Hybrid mortgages – also known as 50/50 products – include an equal mix of fixed-rate and variable-rate components within your single five-year mortgage. This means you get the best of both worlds – the security of fixed repayments with the flexibility of a variable rate. Aside from a straight 50/50 mortgage, there are other products available where you can also have a combined variable and fixed mortgage – but not necessarily have to split it 50/50.
The Scotia Total Equity Plan (STEP) enables a borrower to opt for a partial variable and a partial fixed mortgage. In fact, it can actually go one step further and enable you to split your mortgage three ways using a mixture of terms (such as one, three or five years, etc.) and fixed and/or variable rates. You can for example place a portion of the mortgage in a five-year fixed, some in a five-year variable and the remainder in a one-year-fixed!
Although there was a time in recent years when mortgage experts considered a variable-rate mortgage as the obvious choice to save mortgage consumers money over the long term, with fixed rates remaining near historic lows, a 50/50 or combined mortgage may be a great alternative.

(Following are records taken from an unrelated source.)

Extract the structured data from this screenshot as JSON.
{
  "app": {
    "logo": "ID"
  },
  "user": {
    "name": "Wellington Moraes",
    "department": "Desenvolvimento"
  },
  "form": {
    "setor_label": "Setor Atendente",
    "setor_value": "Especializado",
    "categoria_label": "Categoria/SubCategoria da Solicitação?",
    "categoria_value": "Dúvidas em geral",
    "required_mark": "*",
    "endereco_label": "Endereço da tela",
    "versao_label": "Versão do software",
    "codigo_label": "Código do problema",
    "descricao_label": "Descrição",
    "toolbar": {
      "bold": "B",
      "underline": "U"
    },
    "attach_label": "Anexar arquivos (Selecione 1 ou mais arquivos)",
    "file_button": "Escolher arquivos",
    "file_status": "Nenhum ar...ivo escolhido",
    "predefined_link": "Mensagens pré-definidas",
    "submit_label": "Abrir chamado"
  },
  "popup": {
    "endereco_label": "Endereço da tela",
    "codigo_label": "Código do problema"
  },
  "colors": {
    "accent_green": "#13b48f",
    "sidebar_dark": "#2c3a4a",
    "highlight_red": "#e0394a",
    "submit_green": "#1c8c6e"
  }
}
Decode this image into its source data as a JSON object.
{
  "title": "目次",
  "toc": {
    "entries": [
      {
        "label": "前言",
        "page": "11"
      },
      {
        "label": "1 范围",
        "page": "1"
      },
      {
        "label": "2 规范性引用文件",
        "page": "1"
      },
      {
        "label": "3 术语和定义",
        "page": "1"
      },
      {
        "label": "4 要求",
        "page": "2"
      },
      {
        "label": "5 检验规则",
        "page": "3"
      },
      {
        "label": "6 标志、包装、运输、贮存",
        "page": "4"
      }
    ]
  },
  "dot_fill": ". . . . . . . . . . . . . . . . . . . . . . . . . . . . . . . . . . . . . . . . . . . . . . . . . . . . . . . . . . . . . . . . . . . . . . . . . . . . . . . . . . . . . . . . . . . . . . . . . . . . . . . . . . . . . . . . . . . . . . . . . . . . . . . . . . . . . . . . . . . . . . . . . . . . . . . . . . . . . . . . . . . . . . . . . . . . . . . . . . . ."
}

In essence, since it’s extremely difficult to accurately predict rates over the long term, a 50/50 or combined mortgage offers interest rate diversification, which can help reduce your level of risk.
Who can benefit:
- Borrowers who are savvy first-time homebuyers for whom a full variable would be too risky, since they haven’t built up an equity in their home.
- Borrowers who would normally go fully variable but are afraid prime rate is at its bottom.
- Borrowers who aren’t comfortable being locked into a fully fixed rate
- Borrowers who cannot decide between a fixed or variable mortgage.